Mutations in Caenorhabditis elegans and mice have identified candidate genes that increase their lifespan via hormonal signal transduction, i.e. the insulin/IGF-1-like pathway. In this study we propose that longevity of the Snell dwarf (Pit1(dw)/Pit1(dw)) mouse is associated with a decrease of the insulin/IGF-1 signaling pathway caused by the Pit1 mutation. We recently demonstrated that the growth hormone deficiency of the dwarf mouse alters circulating insulin levels, thereby resulting in a decreased activity of the insulin/IGF-1 signaling pathway, which is a determining factor in the increased nematode lifespan. The decreased activity of the insulin/IGF-1 signaling pathway is indicated by decrease of (a) IRS-two pool levels; (b) docking of p85 alpha to IRS-2; (c) docking of p 85 alpha to p110 alpha or p110 beta, and (d) IRS-2-associated PI3K activity. In this study we present data suggesting that the InR beta-IRS-1-PI3K pathway is attenuated in the Snell dwarf mouse liver. Our data show that the PI3K activity associated with IRS-1, the docking of IRS-1 to InR beta and the docking of p85 alpha to IRS-1 are attenuated in the aged Snell dwarf. Our studies suggest that the Pit1 mutation results in a decreased activity of the insulin/IGF-1 pathway; that this plays a key role in the longevity of the Snell dwarf mouse and conforms to the nematode longevity paradigm.

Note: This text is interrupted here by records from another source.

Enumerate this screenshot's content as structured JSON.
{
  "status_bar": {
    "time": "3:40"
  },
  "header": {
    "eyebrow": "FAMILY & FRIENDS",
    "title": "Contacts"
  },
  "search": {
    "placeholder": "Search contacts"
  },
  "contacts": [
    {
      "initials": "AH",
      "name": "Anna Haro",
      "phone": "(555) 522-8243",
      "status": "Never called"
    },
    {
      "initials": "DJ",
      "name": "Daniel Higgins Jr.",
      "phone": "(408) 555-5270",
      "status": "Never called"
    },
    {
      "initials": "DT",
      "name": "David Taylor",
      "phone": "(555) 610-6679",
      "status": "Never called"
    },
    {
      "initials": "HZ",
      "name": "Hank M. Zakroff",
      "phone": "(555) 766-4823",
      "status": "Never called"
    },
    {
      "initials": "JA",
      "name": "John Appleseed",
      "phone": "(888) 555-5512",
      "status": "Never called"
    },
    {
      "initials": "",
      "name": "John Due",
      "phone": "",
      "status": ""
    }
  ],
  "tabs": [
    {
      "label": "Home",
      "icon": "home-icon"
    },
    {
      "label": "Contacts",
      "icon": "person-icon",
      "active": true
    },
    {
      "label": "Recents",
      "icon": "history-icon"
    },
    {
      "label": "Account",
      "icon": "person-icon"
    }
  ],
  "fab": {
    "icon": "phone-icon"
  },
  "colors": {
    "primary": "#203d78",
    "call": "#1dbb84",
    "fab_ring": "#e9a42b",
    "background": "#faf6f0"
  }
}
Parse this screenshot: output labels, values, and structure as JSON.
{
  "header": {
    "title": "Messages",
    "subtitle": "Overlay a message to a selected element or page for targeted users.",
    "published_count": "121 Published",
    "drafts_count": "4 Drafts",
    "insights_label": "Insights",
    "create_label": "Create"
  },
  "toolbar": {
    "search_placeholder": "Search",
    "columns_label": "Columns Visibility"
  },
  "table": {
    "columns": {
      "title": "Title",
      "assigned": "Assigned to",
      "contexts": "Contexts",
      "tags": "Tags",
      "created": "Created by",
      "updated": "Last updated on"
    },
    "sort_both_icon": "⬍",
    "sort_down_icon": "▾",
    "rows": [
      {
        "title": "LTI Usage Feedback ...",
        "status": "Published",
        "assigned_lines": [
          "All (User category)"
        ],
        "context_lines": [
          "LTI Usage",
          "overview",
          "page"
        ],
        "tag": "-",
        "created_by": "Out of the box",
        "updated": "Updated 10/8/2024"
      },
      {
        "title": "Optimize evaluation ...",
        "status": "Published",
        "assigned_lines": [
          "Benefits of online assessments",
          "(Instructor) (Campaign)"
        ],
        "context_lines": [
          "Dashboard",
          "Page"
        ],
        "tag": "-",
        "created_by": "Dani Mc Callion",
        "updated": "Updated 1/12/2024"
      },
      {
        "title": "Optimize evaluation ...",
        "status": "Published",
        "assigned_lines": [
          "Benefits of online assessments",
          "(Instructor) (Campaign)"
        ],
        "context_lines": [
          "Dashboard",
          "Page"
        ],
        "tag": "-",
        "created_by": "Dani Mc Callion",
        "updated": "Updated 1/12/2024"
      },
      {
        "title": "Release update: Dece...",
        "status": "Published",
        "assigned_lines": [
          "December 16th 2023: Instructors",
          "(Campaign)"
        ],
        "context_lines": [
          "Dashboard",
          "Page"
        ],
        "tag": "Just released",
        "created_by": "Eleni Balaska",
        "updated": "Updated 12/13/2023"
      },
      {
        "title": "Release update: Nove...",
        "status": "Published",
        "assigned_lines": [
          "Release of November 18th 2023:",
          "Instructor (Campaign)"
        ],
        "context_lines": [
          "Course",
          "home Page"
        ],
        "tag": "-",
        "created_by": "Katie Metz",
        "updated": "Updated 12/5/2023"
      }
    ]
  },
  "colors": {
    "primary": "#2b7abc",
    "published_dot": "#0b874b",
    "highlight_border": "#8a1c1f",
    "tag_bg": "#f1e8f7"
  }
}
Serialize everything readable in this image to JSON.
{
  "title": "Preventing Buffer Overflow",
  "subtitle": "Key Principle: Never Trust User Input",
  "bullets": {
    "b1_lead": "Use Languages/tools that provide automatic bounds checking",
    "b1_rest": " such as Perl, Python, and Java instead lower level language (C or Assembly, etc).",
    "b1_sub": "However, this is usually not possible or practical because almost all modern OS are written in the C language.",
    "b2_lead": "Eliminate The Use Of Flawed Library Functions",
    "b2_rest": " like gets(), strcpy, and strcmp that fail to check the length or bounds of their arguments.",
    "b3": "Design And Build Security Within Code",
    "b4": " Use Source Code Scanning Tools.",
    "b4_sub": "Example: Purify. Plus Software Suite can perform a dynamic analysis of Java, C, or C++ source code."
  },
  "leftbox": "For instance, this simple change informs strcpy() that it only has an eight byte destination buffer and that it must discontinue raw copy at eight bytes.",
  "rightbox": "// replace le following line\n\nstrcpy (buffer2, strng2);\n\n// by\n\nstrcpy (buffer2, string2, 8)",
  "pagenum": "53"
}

Implications for the insulin signaling pathway in Snell dwarf mouse longevity: a similarity with the C. elegans longevity paradigm

Mutation analyses in the nematode, Caenorhabditis elegans, and mice have identified genes that increase their life-span via hormonal signal transduction, i.e. the insulin/insulin-like growth factor-1 (IGF-1) pathway in nematodes, and the growth hormone (GH)-thyriod stimulating hormone (TSH)-prolactin system in Snell dwarf mouse mutants. We have shown that the GH deficiency due to Pit1 mutation in the long-lived Snell dwarf mice may decrease circulating insulin levels, thereby resulting in a decreased activity of the insulin/IGF-1 signaling pathway. The data presented are consistent with our hypothesis that the decreased circulating insulin levels resulting from the Pit1 mutation mimics a physiological state similar to that proposed to occur in the long-lived C. elegans, daf-2 mutant. Our studies demonstrate a series of changes in components of the insulin/IGF-1-signaling pathway that suggest a reduction-of-function of this pathway in the aged dwarf. These include a decreased IRS-2 pool level, a decrease in PI3K activity and its association with IRS-2 and decreased docking of p85alpha to IRS-2. Our data also suggest a preferential docking of IRS-2-p85 alpha -p110 alpha in the aged dwarf liver and IRS-2-p85 alpha -p110 beta in the aged control. We speculate that the preference for the p110 alpha-containing complex may be a specific characteristic of a downstream segment of the longevity-signaling cascade. We conclude that the Pit1 mutation may result in physiological homeostasis that favors longevity, and that the Snell dwarf mutant conforms to the nematode longevity paradigm.